A DICEMBRE LEGAMBIENTE, a 30 anni dal primo rapporto Ecomafia, ha fatto il punto sulla situazione complessiva dei reati ambientali (dal cemento ai rifiuti), calcolando un reato ogni 18 minuti per un totale di 902.356 illeciti dal 1992 al 2023. Rappresentano un attacco costante e incessante all’ambiente da parte delle ecomafie. Negli anni sono aumentati la consapevolezza e gli interventi delle forze dell’ordine: 727.771 persone denunciate e 224.485 sequestri, il conto totale per i tre decenni. «Oggi chi indaga – aggiunge Fontana – ha efficaci e importanti strumenti, primo fra tutti la legge sugli ecoreati approvata a maggio 2015, ma c’è ancora molto da fare. Per questo è fondamentale che l’Italia recepisca quanto prima la direttiva europea sulla tutela penale dell’ambiente, pubblicata lo scorso maggio. Finora non c’è nemmeno stato dibattito, sebbene sia fondamentale».

TORNANDO AI DATI, EMERGE CHE IL 45,7% del totale nazionale dei reati accertato dalle forze dell’ordine in questi tre decenni si concentra nelle regioni in cui è radicata la presenza di criminalità organizzate. Triste primato per la Campania (seguita da Calabria, Sicilia e Puglia), la regione che domina con un primo posto assoluto sia la classifica nazionale, sia quella delle regioni con più reati nel ciclo illegale del cemento e dei rifiuti. La Lombardia è invece la prima regione del Nord per ecoreati. In questi tre decenni di ricerca e analisi, dal 1995 ad aprile 2024, sono stati censiti 378 clan, appartenenti a tutte le organizzazioni mafiose, con interessi diretti nelle diverse filiere dell’ecomafia. Il fatturato illegale accumulato, secondo le stime di Legambiente, è stato di 259,8 miliardi di euro. I reati nel ciclo illegale del cemento, che ammontano a 215.831, e quelli del ciclo dei rifiuti, 146.480, si confermano in questi tre decenni quelli privilegiati dagli ecomafiosi.
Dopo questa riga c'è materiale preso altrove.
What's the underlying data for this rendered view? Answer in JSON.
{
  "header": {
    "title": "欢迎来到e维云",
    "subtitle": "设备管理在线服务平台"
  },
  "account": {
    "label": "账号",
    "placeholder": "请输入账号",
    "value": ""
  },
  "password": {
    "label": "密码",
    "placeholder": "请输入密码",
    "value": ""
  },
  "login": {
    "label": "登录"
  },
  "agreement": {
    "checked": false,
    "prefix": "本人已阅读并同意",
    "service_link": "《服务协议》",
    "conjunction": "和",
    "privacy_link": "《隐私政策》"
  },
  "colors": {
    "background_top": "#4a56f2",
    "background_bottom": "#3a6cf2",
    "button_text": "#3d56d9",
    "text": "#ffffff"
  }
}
SPECIFICATAMENTE, NEL 2023 – ultimo dato disponibile – si è registrata un’impennata degli illeciti penali nel ciclo dei rifiuti, 9.309, + 66,1% rispetto all’anno precedente. E salgono così al secondo posto tra gli ecoreati (terza, invece, la filiera degli illeciti contro gli animali). A proposito di rifiuti, dopo la sentenza della Corte europea dei diritti dell’uomo di condanna nei confronti dello Stato italiano per inazione di fronte all’interramento di rifiuti tossici per mano delle mafie nella Terra dei fuochi, il governo è corso ai ripari istituendo – su proposta del Ministro dell’Ambiente Gilberto Pichetto – un commissario unico nazionale per la bonifica dell’area tra le province di Napoli e Caserta. Il prescelto è il generale Giuseppe Vadalà.

«BEN VENGA LA NOMINA di un commissario unico, chiediamo però che si lavori con celerità per far partire le bonifiche in questi territori feriti per troppi anni dagli ecomafiosi e dai trafficanti di rifiuti, responsabili di un vero dramma che ha avuto gravi ripercussioni sull’ambiente, sulla salute dei cittadini e sull’economia locale», dicono Acli, Agesci, Arci, Azione cattolica, Legambiente e Libera, che dallo scorso novembre hanno dato il via alla campagna nazionale «Ecogiustizia subito: in nome del popolo inquinato». Lunedì con un flash mob in piazza Plebiscito a Napoli hanno chiesto che per la Terra dei Fuochi «soffi finalmente il vento dell’ecogiustizia».